🤖 AI Summary
To address the challenge of fine-tuning large language models under memory constraints, this paper proposes a dynamic sparse fine-tuning method. Observing that layer importance is architecture-dependent and estimable a priori, the method introduces a dynamic random channel selection mechanism: channels are stochastically resampled across epochs within pre-identified critical layers, while activations and weight gradients are jointly sparsified. Crucially, it requires no additional parameters or architectural modifications, substantially reducing memory and computational overhead. Experiments across diverse downstream tasks and mainstream architectures demonstrate state-of-the-art performance.

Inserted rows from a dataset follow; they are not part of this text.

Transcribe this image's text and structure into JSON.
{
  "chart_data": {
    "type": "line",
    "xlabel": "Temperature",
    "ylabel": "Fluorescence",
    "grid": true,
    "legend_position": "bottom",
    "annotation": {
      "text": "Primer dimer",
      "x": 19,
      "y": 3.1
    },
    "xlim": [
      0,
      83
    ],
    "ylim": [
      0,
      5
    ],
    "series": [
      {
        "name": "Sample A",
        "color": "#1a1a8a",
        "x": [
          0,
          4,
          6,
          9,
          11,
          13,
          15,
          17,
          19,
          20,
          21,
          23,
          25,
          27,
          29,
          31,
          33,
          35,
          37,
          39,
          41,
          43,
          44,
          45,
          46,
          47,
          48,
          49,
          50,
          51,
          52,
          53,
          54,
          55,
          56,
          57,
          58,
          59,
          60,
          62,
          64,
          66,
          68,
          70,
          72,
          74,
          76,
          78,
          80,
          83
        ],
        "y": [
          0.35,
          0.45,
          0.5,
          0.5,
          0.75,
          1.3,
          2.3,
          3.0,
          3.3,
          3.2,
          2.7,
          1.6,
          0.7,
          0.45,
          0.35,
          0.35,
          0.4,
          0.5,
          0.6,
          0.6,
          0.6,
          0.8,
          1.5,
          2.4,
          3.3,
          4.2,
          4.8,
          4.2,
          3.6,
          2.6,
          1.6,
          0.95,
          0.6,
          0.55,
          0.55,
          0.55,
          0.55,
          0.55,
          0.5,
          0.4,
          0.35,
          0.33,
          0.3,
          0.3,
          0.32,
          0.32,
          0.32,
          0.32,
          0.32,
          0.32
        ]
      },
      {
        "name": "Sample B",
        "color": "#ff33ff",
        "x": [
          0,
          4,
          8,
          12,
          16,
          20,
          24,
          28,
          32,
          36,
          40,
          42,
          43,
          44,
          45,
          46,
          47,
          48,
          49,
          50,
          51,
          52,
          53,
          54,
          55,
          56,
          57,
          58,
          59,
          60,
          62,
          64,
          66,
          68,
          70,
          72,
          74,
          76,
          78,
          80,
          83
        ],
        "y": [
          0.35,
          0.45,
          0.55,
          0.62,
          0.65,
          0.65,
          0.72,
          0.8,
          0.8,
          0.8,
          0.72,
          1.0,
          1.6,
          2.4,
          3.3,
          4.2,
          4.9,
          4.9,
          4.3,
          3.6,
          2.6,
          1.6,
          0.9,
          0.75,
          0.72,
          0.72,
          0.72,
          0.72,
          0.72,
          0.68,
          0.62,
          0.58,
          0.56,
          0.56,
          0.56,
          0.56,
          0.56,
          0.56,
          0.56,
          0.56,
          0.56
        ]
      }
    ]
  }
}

The approach achieves up to 99% activation sparsity, 95% weight gradient sparsity, and a 97% reduction in gradient-computation FLOPs—delivering exceptional efficiency without compromising accuracy.
📝 Abstract
Memory-efficient training of deep neural networks has become increasingly important as models grow larger while deployment environments impose strict resource constraints. We propose TraDy, a novel transfer learning scheme leveraging two key insights: layer importance for updates is architecture-dependent and determinable a priori, while dynamic stochastic channel selection provides superior gradient approximation compared to static approaches. We introduce a dynamic channel selection approach that stochastically resamples channels between epochs within preselected layers. Extensive experiments demonstrate TraDy achieves state-of-the-art performance across various downstream tasks and architectures while maintaining strict memory constraints, achieving up to 99% activation sparsity, 95% weight derivative sparsity, and 97% reduction in FLOPs for weight derivative computation.